Needless to point out for my German readers that alone the gathering of the various of time based information on a person’s interaction with Eclipse/Webclipse is not compliant with German labor legislation. Which forbids even the possibility of following personal work activities closely without anonymization. But the data gathered in the file


provides no anonymization at all and neither you nor your boss have any control about how these data are treated by Genuitec.

And in addition: By following the changes of this file closely even some of your colleagues with sufficient access rights to your workspace folder could build up a profile of your daily work and your efforts – down to a millisecond. Nice, eh …? All of course in your interest … And in the interest of all your other colleagues having separate installations on their workplaces … The collected data of a company wide Webclipse installation would allow for a work load profile of the developer department, which could be broken down to individuals. By people with sufficient rights inside your company but, of course, by Genuitec in the US, too.

Now, it may be the right time to inform the officer for personal data protection in your company. And your IT network administrator, who probably is as a friend of Linux, may start with some deeper meditation on file access rights and firewall policies for the development department of your company. And both may agree upon taking their chances to “elect” and enforce company wide data protection policies.

But be aware – simply blocking the https data transfer to Genuitec servers would have an impact on any updates based on Eclipse repositories (due to automatic dependency checks). Such updates would hang … However, if you and your admins have come to this point – you/they would know what to do to solve this problem – if it is one for you or your company, at all.

My dear friends at Genuitec – I like the direction of your work, BUT you should profoundly rethink your data gathering policies – independent of the fact that your new government recently allowed for data gathering on US users without asking for the users’ consent. Checking a license can be done totally independent of data gathering. And it would be easy to offer (European) users options on the type of data to be collected and the frequency of collection. Be sure – European Linux users will take their chances to “elect” – or leave your product.

Final conclusion

JSjet as a part of Webclipse looked and looks very promising with respect to providing a better Eclipse Outline structure for Javascript coders. You definitely get more information about the code structure than provided by JSDT.

However, in its present status the combination of JSjet/Tern also showed some profound weaknesses – and provided (in my opinion) even misleading information on classes and prototypes. As a developer you would have to adapt your coding style to these deficits to avoid unintended code errors when picking up functions from JSjet’s code completion window. And beware of using prototypal inheritance patterns! However, there is a good chance that the present problems may disappear in future versions of JSjet.

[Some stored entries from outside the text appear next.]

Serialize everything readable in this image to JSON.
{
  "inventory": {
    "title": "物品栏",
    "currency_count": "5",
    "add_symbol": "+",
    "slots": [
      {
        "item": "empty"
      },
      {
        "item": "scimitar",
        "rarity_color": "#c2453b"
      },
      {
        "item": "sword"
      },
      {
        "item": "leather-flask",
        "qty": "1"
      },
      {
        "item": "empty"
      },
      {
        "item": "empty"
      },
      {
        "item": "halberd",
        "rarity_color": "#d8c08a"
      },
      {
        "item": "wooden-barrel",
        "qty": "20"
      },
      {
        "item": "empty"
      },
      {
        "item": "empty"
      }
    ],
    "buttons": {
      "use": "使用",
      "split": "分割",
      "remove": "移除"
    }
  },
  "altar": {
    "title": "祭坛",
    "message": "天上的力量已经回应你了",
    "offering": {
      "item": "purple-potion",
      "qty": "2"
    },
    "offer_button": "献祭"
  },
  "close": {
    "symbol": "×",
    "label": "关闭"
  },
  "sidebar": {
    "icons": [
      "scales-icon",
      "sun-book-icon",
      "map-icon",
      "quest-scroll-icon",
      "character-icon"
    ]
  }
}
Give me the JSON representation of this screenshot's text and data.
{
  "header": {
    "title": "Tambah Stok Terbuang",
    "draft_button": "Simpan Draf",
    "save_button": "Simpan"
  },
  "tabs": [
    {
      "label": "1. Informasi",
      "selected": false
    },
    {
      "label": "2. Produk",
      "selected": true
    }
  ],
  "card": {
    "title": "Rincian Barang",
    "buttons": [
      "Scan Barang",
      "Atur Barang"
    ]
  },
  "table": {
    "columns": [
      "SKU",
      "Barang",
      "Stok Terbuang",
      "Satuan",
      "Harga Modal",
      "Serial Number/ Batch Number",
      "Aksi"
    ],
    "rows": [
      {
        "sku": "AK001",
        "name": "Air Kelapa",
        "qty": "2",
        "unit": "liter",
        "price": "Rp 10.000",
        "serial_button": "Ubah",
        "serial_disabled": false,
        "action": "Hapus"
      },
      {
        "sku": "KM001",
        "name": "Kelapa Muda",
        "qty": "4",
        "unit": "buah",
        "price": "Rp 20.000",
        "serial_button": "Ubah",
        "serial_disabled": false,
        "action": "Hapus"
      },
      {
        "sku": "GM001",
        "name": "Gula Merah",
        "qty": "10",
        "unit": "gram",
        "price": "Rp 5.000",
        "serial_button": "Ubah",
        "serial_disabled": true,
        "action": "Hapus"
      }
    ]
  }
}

Regarding license policies: JSjet is not for free, if you have a serious workload. The license conditions include your consent to a substantial information gathering – and
you cannot separate this from the transfer of information about your personal license and workplace. The gathering of information on my interaction with Eclipse is clearly far beyond what I personally accept as tolerable. German companies should evaluate the consequences closely and in relation to the German “Arbeitsrecht” as well as local company policies. There are options to enforce such policies on the network administration side.

From Genuitec I expect options to control the data gathering on various levels, the data transfer period and a clear separation between license checks and gathering of data on user interactions with parts of Eclipse/Webclipse for the future. And of course corrections to the information presented in the Outliner – but here they may depend on the Tern project.